En manos de ellas, la imagen de la mujer es rescatada de ser el objeto de deseo, comercial, mercantil, ideológico para ser tratada como persona, mujer relacionada con su mundo rural o urbano, en sus relaciones personales, profesionales, familiares. Se arranca a la mujer de los dulces falsos hogares y se las incrusta en una vida cotidiana real donde nada es lo que se pretende que parezca en las imágenes anteriores. Ellas incorporan a la fotografía una función social alejada de la instrumentalización del ojo masculino dominante. Cindy Sherman echa una mirada crítica al “estereotipo de mujer utilizado en los medios de comunicación”, aunque algo confusa y variable.

Tal vez la primera y pionera fotógrafa artística fuera Julia Margaret Camerón (1815-1897), tía abuela de Virginia Wolf, pero aún su perspectiva de género no estaba madura. Helen Levitt (1913-2009) se centró en documentar zonas populares de New York y colaboró con Luis Buñuel en los “cortos” que apoyaban a los norteamericanos en la II Guerra Mundial.

Pero la más llamativa, comprometida y por tanto reconocida fue Dorotea Lange (1895-1965); los dramas sociales, las situaciones límite, la fotografía denuncia en todo su contexto, no cuadros para colgar en el salón ni rimbombantes manifestaciones de poder y autoridad.

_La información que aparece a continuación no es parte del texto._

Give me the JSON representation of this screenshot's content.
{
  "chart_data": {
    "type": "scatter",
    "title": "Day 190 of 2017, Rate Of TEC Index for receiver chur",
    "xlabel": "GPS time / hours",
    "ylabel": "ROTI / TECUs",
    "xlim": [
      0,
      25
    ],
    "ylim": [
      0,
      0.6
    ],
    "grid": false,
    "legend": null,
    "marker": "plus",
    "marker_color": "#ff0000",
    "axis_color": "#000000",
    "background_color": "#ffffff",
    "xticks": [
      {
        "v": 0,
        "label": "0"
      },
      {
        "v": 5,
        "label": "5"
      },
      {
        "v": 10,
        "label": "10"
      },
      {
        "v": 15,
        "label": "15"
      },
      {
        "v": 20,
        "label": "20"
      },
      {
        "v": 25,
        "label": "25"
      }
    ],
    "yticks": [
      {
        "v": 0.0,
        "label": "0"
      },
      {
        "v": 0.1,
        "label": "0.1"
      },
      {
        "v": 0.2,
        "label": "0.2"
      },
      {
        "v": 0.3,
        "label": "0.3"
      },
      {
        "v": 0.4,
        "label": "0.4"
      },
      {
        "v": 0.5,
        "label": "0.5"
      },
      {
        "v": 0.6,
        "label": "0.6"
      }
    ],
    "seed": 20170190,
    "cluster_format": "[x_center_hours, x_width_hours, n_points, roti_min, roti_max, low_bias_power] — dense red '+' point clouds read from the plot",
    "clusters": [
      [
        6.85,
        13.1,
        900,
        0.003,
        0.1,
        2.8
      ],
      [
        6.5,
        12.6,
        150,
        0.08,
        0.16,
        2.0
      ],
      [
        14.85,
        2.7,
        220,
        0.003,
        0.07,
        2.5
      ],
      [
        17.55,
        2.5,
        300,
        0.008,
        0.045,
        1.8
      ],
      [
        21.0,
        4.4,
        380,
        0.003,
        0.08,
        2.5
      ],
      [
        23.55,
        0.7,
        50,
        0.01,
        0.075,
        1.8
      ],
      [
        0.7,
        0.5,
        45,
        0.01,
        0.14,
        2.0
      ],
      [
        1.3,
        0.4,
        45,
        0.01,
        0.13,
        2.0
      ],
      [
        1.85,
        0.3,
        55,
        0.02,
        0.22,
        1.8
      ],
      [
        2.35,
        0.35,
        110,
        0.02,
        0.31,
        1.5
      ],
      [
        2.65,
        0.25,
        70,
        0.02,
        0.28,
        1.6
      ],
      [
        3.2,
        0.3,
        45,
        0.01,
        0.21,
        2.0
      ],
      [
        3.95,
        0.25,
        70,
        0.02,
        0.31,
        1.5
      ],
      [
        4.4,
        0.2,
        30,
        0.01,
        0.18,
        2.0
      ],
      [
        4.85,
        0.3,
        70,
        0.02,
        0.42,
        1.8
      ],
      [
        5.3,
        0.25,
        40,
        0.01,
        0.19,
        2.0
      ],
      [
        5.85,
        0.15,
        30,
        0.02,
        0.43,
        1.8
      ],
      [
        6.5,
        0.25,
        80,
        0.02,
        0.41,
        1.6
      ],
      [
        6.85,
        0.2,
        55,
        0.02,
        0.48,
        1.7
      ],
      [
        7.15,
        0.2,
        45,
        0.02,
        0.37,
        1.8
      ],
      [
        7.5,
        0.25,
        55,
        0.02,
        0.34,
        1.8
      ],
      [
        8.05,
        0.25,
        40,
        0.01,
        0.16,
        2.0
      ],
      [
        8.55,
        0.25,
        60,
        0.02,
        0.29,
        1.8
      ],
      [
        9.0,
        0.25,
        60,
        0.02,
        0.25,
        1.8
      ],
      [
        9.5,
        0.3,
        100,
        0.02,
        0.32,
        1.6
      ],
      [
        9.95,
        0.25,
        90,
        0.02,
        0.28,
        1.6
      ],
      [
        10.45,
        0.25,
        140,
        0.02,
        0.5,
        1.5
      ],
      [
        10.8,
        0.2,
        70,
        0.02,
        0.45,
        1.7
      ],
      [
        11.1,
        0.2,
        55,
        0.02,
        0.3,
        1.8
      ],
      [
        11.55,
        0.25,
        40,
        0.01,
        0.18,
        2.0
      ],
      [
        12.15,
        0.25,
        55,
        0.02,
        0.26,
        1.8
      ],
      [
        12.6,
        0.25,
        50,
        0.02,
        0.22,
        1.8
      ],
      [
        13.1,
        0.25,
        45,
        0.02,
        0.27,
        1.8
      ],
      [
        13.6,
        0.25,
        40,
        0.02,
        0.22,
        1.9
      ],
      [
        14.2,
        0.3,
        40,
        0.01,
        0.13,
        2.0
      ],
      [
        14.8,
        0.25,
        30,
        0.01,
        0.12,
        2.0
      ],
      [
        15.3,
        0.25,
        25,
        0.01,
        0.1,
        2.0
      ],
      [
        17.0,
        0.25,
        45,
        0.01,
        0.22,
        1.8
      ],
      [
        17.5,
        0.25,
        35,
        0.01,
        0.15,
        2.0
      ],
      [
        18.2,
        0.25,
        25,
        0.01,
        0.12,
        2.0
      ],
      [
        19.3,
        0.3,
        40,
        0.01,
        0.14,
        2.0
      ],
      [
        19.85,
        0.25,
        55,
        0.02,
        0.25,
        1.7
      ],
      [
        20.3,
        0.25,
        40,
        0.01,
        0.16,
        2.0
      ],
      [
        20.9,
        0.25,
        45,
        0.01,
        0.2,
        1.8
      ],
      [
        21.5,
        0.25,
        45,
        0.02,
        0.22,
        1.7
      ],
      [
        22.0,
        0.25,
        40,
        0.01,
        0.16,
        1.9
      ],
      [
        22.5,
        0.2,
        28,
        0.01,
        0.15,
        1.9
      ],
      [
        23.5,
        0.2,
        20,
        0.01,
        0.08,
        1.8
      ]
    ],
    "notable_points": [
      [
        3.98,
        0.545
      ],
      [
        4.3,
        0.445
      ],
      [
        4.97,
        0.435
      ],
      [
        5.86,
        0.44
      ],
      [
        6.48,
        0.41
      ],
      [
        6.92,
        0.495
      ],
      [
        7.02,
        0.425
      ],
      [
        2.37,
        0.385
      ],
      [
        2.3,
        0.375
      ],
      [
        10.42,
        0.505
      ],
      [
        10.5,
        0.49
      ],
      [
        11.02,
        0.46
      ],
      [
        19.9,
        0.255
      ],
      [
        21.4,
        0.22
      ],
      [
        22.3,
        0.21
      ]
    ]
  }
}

La crueldad cotidiana, el dolor, las guerras, la otra cara que no gusta contemplar.

Aún el acceso de la mujer al mundo de la fotografía sea artística, periodística o documental es ardua tarea. En la Agencia de Fotoperiodismo Magnun, la más internacional, con casi un centenar de fotógrafos de plantilla, menos de diez son mujeres. La primera fue la austriaca Inge Morath, que nos dejó un legado fantástico de los años cincuenta bajo el franquismo en España, verdadero acervo para rescatar nuestra Memoria Histórica.

Hoy, tal vez la más representativa documentalista gráfica sea la, aún en activo, fotógrafa de “El País” desde 1976, Marisa Flórez, española. En su haber cuenta la transición y la formación de la democracia en los difíciles comienzos de la libertad de expresión y los cambios políticos.  También Queca Campillo comenzó con la transición cuando el número de mujeres fotógrafas de prensa era muy escaso. Actualmente trabaja para la revista “Tiempo”.

Periódico CARRIÓN, 2ª Quincena enero 2011.

* Dedicado a mi amiga Merche de la Fuente, fotógrafa palentina por excelencia.